With practicality and relevance at the core of the training, queries ranged from how to check a pulse to whether a jetski could accommodate backboarding. When talk of equipment came up -- defibrillators, among them -- cost, effectiveness and ease of use were part of the conversation.
"It's like beauty and the beast, right?," said Keaulana. "People only see the beauty, they don't see the beast. And the beast is all the hazards. ... When something bad happens, I don't blame the people. I blame the process. Because the process is not in place.
"The reason why people pass away at Maverick's, a process is not in place. Whereas if you go to Jaws [Maui's Pe'ahi], you go to other places like Makaha [on Oahu's West Side], there's a process of identifying that there's a problem, reacting to that problem, and there's a plan for that problem."

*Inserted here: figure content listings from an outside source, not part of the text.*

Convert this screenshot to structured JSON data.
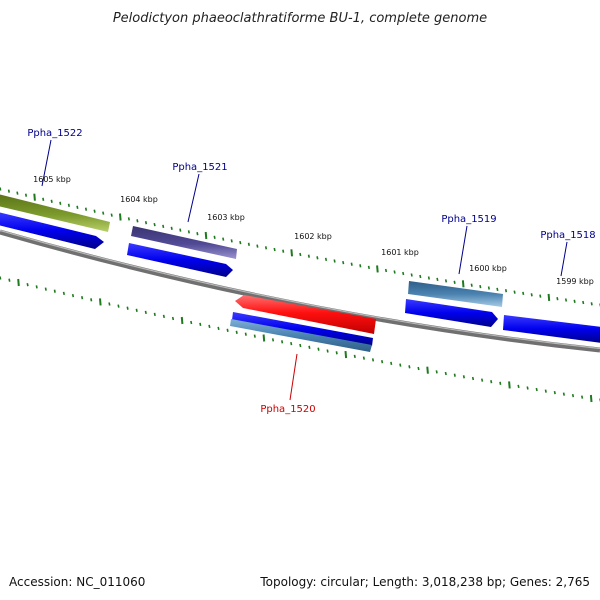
{
  "title": "Pelodictyon phaeoclathratiforme BU-1, complete genome",
  "footer": {
    "accession": "Accession: NC_011060",
    "summary": "Topology: circular; Length: 3,018,238 bp; Genes: 2,765"
  },
  "kbp_labels": [
    "1605 kbp",
    "1604 kbp",
    "1603 kbp",
    "1602 kbp",
    "1601 kbp",
    "1600 kbp",
    "1599 kbp"
  ],
  "genes": [
    {
      "label": "Ppha_1522",
      "strand": "top"
    },
    {
      "label": "Ppha_1521",
      "strand": "top"
    },
    {
      "label": "Ppha_1520",
      "strand": "bottom"
    },
    {
      "label": "Ppha_1519",
      "strand": "top"
    },
    {
      "label": "Ppha_1518",
      "strand": "top"
    }
  ],
  "colors": {
    "backbone": "#808080",
    "tick": "#1e7a1e",
    "cds_blue": "#0000ee",
    "gene_olive": "#6f8c24",
    "gene_purple": "#4a4488",
    "gene_red": "#ee0000",
    "gene_steel": "#4a82b0",
    "label_blue": "#00008b",
    "label_red": "#cc0000"
  }
}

When I first started doing this, it was a selfish thing. Now I do it because I want everyone to succeed. -- Peter Mel
Perhaps the most important -- if not unintended -- outcome of BWRAG's summit was the communication it fostered in a sport that's fundamentally solitary. "When I first started doing this, it was a selfish thing," Mel said during the summit. "I was doing it for my own pleasure, my own career. And now I look at it as this whole room [of big wave surfers], I do it because I want everyone to succeed, and that's the difference.
"All of a sudden, we're not so guarded. We're opening up communication to all of the surfers globally. We can actually share the experiences. To me -- watching Ian Walsh and Billy Kemper talk about their wave at Jaws, that they've grown up surfing, and expressing all the hazards and dangers and successes, that's a great thing to see. Because it hasn't always been that way."
Christensen, who's logged time in the snow as well as the surf, sees parallels between skills in the mountains and skills in the water. While it's standard to bring a buddy and avalanche gear in the backcountry, the practice is less than routine in big waves.
"In surfing there is not really that same formula," said Christensen. "A lot of guys surf by themselves. A lot of guys go to the outer reefs without buddies who know CPR. That's what we're trying to do here. To create an environment where the people that you find yourself surfing with can save your ass if you're the one that gets hurt, and you can save theirs."